February 3, 2017

Location: Janskerkhof 15a (Utrecht), room 202

11:15–13:00
Massimiliano Gubinelli (IAM and Hausdorff Center for Mathematics, Bonn) homepage

Weak universality of fluctuations and singular stochastic PDEs

Mesoscopic fluctuations of microscopic (discrete or continuous) dynamics can be described in terms of non-Gaussian random fields. These random fields are fully described by certain nonlinear stochastic partial differential equations which are universal: they depend on very few details of the microscopic model. However, due to the extreme irregular nature of the random field sample paths, these equations turn out to not be well-posed in any classical analytic sense. In this talk I will review recent progress in the mathematical understanding of such singular equations and of their (weak) universality. In particular I will discuss the case of the one dimensional Kardar–Parisi–Zhang equation and of the three dimensional Stochasic Allen–Cahn equation.

14:30–16:15
Willem van Zuijlen (WIAS and Humboldt University, Berlin)

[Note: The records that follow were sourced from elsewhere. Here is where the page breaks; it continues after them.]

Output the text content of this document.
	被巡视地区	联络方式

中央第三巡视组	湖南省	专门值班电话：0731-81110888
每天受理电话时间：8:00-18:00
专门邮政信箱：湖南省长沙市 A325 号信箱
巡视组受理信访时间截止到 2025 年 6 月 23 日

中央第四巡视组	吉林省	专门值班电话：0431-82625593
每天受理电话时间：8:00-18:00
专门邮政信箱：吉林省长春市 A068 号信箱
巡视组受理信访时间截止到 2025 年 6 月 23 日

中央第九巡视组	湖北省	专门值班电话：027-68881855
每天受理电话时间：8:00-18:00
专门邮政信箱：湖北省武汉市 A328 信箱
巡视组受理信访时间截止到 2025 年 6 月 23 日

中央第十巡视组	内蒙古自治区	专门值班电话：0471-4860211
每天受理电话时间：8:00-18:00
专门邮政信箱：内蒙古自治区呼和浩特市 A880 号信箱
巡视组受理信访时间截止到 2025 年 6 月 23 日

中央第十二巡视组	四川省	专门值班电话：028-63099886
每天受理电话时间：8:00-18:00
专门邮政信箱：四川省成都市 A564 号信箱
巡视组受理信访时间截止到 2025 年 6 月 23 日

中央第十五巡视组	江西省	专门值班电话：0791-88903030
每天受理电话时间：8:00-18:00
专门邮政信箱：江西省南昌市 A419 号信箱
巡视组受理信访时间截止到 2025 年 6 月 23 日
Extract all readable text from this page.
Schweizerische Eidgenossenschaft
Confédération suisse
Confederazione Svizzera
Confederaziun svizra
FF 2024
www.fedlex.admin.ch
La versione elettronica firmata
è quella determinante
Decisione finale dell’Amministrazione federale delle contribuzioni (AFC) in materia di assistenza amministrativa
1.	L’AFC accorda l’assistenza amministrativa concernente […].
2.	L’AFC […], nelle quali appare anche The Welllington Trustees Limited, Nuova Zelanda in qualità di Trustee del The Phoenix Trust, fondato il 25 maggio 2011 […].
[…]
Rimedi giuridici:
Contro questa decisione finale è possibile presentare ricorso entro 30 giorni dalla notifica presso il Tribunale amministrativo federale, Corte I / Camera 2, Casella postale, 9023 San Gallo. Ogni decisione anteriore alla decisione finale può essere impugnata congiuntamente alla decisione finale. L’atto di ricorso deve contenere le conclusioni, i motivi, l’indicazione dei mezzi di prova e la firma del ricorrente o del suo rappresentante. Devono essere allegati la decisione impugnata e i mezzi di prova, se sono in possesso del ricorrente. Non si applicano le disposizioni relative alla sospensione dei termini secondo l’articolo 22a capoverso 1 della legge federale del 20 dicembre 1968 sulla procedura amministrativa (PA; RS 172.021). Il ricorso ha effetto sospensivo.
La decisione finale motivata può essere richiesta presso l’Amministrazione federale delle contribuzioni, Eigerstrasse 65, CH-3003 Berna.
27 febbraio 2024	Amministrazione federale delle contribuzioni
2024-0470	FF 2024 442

Mean-field Gibbs-non-Gibbs transitions

A Gibbs-non-Gibbs transition is a transition from a state that is Gibbsian into a non-Gibbsian one by a transformation. For example, a Gibbs measure for the Ising model transformed by certain spin-flip dynamics may become non-Gibbs. Understanding Gibbs-non-Gibbs transitions on the “level” of lattices or graphs on which Gibbs measures are defined is rather difficult as one has to deal with the underlying graph structure.

In this talk I will describe mean-field systems and their Gibbs-non-Gibbs transitions. Mean-field systems do not have an underlying graph structure, as the interaction is equally distributed among all spins; the interaction is “mean-field”. In most of the considered mean-field systems the conjecture about the relation between minimisers of a rate function and Gibbsianness has been proved. This relation and consequences in different examples will be described. Possibly, I will also go into level 2 mean-field systems.